Is there ANY need, ever, to download and install ClamXAV onto an Apple Computer?

If you do think so - please explain WHY.

Is there anything which Linc Davis said here https://discussions.apple.com/thread/6460085 with which you disagree?

FWIW, Apple Support has told me during telephone conversations that the ONLY external AV software which they support is Malwarebytes.

 

[chrfr]

Is there ANY need, ever, to download and install ClamXAV onto an Apple Computer?

If you do think so - please explain WHY.

Is there anything which Linc Davis said here https://discussions.apple.com/thread/6460085 with which you disagree?

FWIW, Apple Support has told me during telephone conversations that the ONLY external AV software which they support is Malwarebytes.

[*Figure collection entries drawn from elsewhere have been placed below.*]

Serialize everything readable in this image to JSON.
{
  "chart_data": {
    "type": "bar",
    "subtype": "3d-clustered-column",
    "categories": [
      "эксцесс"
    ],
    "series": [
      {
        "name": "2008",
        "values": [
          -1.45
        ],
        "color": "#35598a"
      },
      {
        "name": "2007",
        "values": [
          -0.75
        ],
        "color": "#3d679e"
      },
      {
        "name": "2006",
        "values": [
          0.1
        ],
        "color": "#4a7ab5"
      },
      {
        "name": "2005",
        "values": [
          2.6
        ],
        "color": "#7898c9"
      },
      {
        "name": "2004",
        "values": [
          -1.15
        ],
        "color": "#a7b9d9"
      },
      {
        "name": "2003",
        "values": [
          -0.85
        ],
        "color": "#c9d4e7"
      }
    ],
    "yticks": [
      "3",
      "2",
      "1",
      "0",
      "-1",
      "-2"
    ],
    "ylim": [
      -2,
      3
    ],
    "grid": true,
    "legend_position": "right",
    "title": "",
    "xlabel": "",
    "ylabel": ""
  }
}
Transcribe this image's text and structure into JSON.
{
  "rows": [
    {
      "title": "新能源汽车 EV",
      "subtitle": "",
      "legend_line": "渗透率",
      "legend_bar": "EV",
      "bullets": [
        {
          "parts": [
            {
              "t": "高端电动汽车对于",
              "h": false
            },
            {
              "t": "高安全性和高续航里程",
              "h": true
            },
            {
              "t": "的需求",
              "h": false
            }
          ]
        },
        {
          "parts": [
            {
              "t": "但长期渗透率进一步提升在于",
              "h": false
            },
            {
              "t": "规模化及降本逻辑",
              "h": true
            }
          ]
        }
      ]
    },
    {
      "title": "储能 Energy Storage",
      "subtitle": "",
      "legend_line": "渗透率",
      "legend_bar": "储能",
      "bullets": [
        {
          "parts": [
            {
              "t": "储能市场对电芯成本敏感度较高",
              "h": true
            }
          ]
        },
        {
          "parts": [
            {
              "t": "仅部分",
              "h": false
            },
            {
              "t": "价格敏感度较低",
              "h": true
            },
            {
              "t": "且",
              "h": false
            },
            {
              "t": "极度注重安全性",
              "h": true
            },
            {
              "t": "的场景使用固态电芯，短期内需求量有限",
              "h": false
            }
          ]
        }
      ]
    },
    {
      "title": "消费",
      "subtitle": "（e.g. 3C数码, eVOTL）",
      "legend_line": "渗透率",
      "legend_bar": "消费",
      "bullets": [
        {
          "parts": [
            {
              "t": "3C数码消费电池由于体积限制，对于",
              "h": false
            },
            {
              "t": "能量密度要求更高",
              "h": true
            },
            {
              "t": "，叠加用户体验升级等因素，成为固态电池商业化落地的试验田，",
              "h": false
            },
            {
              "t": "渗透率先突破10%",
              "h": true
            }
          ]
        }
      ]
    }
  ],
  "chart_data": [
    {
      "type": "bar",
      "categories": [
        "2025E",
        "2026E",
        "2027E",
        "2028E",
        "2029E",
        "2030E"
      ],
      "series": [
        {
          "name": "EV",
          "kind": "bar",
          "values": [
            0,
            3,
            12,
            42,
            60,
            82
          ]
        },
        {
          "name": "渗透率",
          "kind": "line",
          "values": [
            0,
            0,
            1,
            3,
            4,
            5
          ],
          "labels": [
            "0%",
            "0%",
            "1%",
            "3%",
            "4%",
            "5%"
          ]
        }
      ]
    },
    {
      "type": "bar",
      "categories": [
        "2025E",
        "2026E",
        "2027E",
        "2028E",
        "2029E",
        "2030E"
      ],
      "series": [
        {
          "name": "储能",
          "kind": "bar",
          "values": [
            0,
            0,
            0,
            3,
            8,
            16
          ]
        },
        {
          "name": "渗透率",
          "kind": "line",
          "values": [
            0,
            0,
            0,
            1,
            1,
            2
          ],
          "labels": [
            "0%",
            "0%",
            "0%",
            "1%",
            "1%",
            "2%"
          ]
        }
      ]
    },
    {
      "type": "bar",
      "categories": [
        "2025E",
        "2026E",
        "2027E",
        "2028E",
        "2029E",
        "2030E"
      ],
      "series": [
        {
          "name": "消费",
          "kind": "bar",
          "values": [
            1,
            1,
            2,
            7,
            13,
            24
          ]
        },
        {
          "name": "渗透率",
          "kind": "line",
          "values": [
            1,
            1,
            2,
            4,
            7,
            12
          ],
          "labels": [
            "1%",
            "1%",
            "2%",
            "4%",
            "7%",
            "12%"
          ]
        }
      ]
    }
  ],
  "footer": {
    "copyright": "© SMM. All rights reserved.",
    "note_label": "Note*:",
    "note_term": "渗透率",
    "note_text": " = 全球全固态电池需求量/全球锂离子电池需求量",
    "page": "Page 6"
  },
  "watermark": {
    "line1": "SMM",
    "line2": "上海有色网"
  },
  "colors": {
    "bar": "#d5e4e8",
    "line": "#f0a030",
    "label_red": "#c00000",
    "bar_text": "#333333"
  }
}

Why is it the responsibility of the EtreCheck developer to explain why someone might install an antivirus product on a Mac?

 

[kohlson]

Is there ANY need, ever,

Absolutely. Not.

 

[Brawdy14]

Why is it the responsibility of the EtreCheck developer to explain why someone might install an antivirus product on a Mac?

The EtreCheck developer and some other 'guru's posting on the ASC forums, actively support the use of ClamXAV on Apple computers.

Not just ANY AV - just the ClamXAV product in particular. What is so special about such a tiny operation? It has few supporters. https://www.facebook.com/clamxav/

I have NEVER seen the developer of ClamXAV post questions or answer questions in the ASC forums yet, at some time in the past, I believe ClamXAV was available from the Apple App Store. What changed? Why was the product expelled?

 

[chrfr]

I believe ClamXAV was available from the Apple App Store. What changed? Why was the product expelled?

How do you know it was "expelled?" Because of the sandbox restrictions in App Store apps, no antivirus product made available there can work very effectively. It makes sense that it's no longer offered through there.

ClamXAV | Leaving the App Store

Why we decided to remove ClamXAV from the Mac App Store

www.clamxav.com

ClamXAV, at least in the past, is nothing more than a more polished Mac front end to the open source ClamAV product. I don't know if that's changed.

I have to say that your repeated pursuit of Etrecheck and ClamXAV in these forums is a bit strange.
What's to be learned in this thread vs. your earlier one here: https://forums.macrumors.com/thread...velopers.2167908/?post=27059397#post-27059397
or here

Is Etrecheck safe to use and is this safe place to download?

Hello! I wanted to check my system and heard about EtreCheck. 1) Is it safe app to use? 2) Is this safe place to download it from?

forums.macrumors.com

Is this thread actually about whether or not Etrecheck can find a rootkit, or is it about something else entirely?

 

[Weaselboy]

Moderator Note:

Looks like OP's original Etrecheck question has been answered and the thread has drifted off into an unrelated debate about ClamXAV. Thread closed.